Pordenone

La rapina in casa di Via Piave/Tre arresti e altri 4 indagati

Sono scattate all’alba di stamani, tre ordinanze di custodia cautelare in carcere che gli agenti della Questura di Pordenone stanno eseguendo nei confronti di persone ritenute responsabili della rapina in villa perpetrata a Pordenone, nella serata dell’8 febbraio scorso, ai danni di una donna di 80 anni che al momento dell’irruzione dei banditi si trovava sola in casa, nella sua abitazione in Via Piave a Torre.

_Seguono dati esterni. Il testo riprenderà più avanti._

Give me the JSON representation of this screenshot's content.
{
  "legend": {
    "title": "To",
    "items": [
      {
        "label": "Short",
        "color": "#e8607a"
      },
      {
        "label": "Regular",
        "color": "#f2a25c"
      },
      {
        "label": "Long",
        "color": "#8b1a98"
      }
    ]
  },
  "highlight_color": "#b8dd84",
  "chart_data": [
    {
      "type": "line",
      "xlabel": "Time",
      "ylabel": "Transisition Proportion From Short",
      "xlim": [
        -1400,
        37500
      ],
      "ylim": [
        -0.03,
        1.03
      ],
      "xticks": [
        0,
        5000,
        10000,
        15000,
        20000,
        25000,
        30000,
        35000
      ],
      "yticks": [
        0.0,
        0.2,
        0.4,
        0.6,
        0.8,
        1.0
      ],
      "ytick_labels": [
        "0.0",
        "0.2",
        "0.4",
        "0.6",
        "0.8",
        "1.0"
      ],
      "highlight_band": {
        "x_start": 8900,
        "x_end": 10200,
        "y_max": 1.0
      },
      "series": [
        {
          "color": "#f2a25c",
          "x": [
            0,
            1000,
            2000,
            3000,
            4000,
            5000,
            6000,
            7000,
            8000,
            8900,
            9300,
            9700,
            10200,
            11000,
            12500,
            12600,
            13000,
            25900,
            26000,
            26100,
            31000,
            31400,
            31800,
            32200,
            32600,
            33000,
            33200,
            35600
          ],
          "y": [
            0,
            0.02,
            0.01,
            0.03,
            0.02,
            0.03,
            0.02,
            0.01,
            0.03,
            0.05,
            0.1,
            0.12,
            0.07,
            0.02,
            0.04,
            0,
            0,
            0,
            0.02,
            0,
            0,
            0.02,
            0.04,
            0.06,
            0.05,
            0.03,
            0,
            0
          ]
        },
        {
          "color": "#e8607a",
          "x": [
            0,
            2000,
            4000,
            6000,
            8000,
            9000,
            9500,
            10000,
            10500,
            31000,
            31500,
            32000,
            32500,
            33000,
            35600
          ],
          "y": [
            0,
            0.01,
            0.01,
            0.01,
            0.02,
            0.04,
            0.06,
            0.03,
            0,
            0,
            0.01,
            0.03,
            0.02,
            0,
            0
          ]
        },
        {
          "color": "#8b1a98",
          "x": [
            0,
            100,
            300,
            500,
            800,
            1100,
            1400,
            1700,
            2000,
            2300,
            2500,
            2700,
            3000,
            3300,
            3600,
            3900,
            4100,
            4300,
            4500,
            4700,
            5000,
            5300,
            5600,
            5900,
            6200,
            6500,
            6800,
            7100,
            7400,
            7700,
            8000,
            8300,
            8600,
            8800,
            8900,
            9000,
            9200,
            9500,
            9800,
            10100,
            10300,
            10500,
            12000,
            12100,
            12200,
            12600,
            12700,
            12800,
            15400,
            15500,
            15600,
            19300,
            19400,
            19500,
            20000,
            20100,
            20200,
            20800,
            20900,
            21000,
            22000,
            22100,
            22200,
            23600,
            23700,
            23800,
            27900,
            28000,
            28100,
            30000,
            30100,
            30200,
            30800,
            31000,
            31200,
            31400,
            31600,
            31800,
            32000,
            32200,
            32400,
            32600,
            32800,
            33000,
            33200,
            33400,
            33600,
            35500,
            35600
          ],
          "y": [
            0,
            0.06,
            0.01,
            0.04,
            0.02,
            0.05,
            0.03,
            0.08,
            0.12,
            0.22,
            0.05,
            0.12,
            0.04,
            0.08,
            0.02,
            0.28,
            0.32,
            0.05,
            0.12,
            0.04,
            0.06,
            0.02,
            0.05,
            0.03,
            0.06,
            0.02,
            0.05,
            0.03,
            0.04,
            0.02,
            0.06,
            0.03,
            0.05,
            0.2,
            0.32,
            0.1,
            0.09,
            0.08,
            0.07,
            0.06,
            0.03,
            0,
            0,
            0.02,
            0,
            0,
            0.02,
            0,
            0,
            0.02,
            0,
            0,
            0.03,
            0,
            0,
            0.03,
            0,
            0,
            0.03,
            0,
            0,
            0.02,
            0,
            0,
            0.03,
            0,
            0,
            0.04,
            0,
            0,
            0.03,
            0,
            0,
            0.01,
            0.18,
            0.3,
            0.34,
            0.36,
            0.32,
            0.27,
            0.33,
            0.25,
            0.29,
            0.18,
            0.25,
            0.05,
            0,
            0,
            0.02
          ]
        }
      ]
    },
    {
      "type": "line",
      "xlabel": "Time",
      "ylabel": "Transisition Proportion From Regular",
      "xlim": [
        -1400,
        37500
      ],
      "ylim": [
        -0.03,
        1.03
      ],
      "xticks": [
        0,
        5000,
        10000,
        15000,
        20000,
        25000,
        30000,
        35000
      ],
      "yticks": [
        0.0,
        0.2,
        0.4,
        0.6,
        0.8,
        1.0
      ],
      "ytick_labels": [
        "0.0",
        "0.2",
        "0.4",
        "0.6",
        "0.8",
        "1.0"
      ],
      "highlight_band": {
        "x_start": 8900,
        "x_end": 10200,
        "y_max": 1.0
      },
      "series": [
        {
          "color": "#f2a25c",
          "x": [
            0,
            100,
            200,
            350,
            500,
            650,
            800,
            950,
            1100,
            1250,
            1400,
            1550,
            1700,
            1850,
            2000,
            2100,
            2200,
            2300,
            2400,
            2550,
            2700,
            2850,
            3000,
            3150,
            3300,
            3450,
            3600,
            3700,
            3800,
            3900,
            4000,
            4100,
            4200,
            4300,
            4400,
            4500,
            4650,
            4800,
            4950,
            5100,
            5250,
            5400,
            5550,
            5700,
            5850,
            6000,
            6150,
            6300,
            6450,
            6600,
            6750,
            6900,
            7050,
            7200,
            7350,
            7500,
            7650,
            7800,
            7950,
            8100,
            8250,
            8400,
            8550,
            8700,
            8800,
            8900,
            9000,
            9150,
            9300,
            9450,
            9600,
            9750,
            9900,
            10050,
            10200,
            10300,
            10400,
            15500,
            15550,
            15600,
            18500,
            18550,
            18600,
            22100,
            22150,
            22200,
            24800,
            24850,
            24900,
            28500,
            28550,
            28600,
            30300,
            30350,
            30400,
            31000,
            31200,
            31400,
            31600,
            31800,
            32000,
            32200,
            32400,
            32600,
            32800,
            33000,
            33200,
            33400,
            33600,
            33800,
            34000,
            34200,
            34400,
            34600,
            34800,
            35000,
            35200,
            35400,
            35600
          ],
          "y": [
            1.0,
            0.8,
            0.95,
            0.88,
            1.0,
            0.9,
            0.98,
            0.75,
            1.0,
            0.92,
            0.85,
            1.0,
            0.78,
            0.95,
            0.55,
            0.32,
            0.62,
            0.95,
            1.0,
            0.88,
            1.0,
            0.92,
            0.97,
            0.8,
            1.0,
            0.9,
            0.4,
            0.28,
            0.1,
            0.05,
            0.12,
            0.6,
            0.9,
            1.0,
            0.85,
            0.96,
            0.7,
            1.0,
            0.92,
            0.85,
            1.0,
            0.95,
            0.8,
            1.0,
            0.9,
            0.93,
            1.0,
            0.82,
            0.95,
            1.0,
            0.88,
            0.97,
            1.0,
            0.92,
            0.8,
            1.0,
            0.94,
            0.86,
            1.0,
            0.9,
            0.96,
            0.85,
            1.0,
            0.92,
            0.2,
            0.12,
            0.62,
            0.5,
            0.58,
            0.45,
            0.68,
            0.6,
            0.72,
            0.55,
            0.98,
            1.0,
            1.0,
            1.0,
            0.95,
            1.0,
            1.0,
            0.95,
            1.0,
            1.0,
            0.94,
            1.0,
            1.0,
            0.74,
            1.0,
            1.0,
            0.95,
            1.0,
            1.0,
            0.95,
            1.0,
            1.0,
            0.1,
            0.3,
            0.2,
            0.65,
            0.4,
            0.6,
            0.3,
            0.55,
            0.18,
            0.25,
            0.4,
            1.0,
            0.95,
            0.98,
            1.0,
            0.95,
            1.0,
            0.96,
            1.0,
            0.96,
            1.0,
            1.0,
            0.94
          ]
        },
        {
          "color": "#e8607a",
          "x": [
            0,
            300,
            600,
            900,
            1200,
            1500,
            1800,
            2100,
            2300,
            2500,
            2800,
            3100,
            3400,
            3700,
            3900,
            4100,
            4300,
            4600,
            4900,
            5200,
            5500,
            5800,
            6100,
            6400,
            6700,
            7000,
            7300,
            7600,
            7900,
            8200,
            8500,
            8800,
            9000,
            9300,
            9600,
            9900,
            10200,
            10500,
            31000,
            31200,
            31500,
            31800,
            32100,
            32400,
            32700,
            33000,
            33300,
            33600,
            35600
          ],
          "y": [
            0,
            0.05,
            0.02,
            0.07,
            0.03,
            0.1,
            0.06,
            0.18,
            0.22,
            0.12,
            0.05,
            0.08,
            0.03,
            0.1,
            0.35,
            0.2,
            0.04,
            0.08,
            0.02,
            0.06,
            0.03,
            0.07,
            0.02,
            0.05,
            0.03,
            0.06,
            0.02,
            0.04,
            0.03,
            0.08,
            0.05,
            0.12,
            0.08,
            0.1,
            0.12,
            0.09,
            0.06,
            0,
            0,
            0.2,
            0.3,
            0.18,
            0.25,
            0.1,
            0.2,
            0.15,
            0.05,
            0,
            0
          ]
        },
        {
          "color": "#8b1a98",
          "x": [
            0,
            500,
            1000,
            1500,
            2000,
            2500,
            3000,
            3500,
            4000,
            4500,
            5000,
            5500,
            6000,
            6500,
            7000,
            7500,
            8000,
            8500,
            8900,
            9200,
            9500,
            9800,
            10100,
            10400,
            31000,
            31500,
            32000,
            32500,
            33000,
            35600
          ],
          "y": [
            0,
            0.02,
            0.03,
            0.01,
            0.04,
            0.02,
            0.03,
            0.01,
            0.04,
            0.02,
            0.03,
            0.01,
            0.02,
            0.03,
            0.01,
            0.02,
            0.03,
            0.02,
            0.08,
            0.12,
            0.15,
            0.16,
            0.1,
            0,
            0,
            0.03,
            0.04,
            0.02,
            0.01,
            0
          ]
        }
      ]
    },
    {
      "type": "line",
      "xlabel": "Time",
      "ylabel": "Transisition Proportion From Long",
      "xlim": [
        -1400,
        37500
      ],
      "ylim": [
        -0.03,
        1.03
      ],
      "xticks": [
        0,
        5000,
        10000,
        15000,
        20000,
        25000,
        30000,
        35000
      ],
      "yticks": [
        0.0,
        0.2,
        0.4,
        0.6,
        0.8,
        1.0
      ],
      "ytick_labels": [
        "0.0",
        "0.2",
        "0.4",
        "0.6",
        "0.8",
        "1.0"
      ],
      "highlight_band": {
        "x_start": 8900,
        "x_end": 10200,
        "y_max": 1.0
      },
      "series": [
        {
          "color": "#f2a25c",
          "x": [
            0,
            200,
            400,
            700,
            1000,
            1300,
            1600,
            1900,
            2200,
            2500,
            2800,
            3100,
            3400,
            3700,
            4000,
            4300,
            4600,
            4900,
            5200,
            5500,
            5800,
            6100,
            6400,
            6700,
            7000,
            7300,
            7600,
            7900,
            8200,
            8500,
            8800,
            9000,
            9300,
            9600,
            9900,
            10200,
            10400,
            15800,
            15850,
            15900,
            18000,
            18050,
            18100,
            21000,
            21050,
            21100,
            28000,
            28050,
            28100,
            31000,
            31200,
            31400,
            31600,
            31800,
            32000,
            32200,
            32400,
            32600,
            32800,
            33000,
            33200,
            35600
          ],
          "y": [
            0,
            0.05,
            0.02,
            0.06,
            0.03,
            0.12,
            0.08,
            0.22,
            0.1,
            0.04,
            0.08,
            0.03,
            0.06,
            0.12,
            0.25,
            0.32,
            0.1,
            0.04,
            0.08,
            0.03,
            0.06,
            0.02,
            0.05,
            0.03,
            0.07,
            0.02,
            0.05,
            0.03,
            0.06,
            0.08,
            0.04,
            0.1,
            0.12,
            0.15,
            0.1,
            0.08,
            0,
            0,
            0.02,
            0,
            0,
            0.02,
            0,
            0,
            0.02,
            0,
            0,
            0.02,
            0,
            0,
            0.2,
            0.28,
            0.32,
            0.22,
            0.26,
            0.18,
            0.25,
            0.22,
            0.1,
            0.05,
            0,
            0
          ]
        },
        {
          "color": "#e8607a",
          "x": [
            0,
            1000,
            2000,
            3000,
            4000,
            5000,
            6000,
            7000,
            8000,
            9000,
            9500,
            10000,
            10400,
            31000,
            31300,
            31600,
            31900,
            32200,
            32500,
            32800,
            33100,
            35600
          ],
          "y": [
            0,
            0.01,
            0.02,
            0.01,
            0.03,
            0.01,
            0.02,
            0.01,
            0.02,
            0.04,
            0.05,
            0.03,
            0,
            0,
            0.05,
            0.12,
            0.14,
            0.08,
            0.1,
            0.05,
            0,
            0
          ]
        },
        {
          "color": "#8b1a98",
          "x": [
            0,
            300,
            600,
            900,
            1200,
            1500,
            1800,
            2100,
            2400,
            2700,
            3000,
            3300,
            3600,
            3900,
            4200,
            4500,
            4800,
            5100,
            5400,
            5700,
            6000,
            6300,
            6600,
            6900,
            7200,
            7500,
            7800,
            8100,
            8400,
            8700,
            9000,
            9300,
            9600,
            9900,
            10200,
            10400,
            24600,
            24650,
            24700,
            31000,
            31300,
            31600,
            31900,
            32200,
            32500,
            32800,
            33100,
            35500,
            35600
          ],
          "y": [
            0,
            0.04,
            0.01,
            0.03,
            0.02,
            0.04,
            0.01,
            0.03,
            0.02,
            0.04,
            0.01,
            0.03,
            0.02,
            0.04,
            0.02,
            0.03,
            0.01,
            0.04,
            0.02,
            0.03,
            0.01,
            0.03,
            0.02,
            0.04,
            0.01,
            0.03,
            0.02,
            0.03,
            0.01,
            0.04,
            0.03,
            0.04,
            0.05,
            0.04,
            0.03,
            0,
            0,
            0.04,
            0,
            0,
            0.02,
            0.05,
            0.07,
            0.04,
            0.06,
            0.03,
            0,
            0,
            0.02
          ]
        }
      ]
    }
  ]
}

Contestualmente, gli agenti stanno anche seguendo quattro perquisizioni domiciliari nei confronti di altrettanti indagati in stato di libertà per gli stessi reati.
I soggetti colpiti da custodia cautelare sono il 78enne S.G., originario della Sardegna e residente ad Adria (RO), pluripregiudicato per reati contro il patrimonio, tipo “rapine in villa”, che ha organizzato la rapina su commissione ed in concorso con il 50enne P.N., originario di Thiene (VI) e residente a Cordenons (PN), operatore nel settore edile.
La misura restrittiva degli arresti domiciliari ha colpito il 37enne pordenonese D.A.D., il quale ha avuto un ruolo materiale come esecutore della rapina.
Due arrestati sono stati associati rispettivamente alla Casa Circondariale di Rovigo e al Castello di Pordenone, mentre il terzo è stato posto agli arresti domiciliari nella propria abitazione.

A collaborare con la Squadra Mobile di Pordenone, le Mobili di Venezia, Rovigo e Treviso.

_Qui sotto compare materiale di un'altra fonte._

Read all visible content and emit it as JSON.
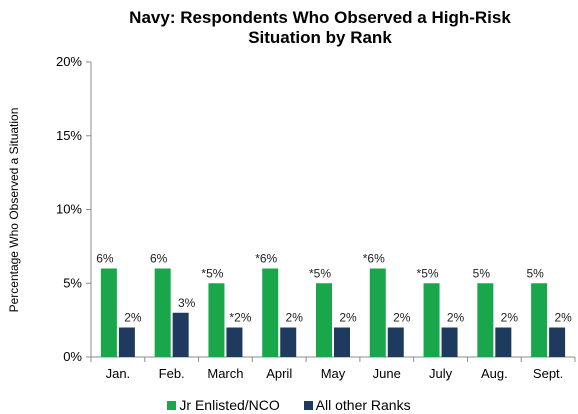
{
  "chart_data": {
    "type": "bar",
    "title": [
      "Navy: Respondents Who Observed a High-Risk",
      "Situation by Rank"
    ],
    "ylabel": "Percentage Who Observed a Situation",
    "xlabel": "",
    "categories": [
      "Jan.",
      "Feb.",
      "March",
      "April",
      "May",
      "June",
      "July",
      "Aug.",
      "Sept."
    ],
    "ylim": [
      0,
      20
    ],
    "yticks": [
      "0%",
      "5%",
      "10%",
      "15%",
      "20%"
    ],
    "grid": false,
    "legend_position": "bottom",
    "series": [
      {
        "name": "Jr Enlisted/NCO",
        "color": "#1aa64a",
        "values": [
          6,
          6,
          5,
          6,
          5,
          6,
          5,
          5,
          5
        ],
        "labels": [
          "6%",
          "6%",
          "*5%",
          "*6%",
          "*5%",
          "*6%",
          "*5%",
          "5%",
          "5%"
        ]
      },
      {
        "name": "All other Ranks",
        "color": "#1f3a5f",
        "values": [
          2,
          3,
          2,
          2,
          2,
          2,
          2,
          2,
          2
        ],
        "labels": [
          "2%",
          "3%",
          "*2%",
          "2%",
          "2%",
          "2%",
          "2%",
          "2%",
          "2%"
        ]
      }
    ]
  }
}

Come si ricorderà, la sera dell’8 febbraio scorso, verso le 19.15, la figlia di un imprenditore locale, non riuscendo a contattare la madre al telefono, si recava a a casa dei genitori, dove sorprendeva dei malviventi che alla vista della donna si davano alla fuga.
I banditi avevano malmenato l’anziana donna legandola e imbavagliandola con del nastro adesivo e chiudendola poi in bagno.
Sotto choc, la poveretta veniva poi ricoverata all’ospedale di Pordenone.

Rovistando nelle varie stanze, i ladri avevano sottratto un collier e un anello indossati, prima di essere disturbati dall’arrivo della figlia.
L’obbiettivo principale della rapina probabilmente sarebbe dovuta essere la cassaforte nascosta in casa.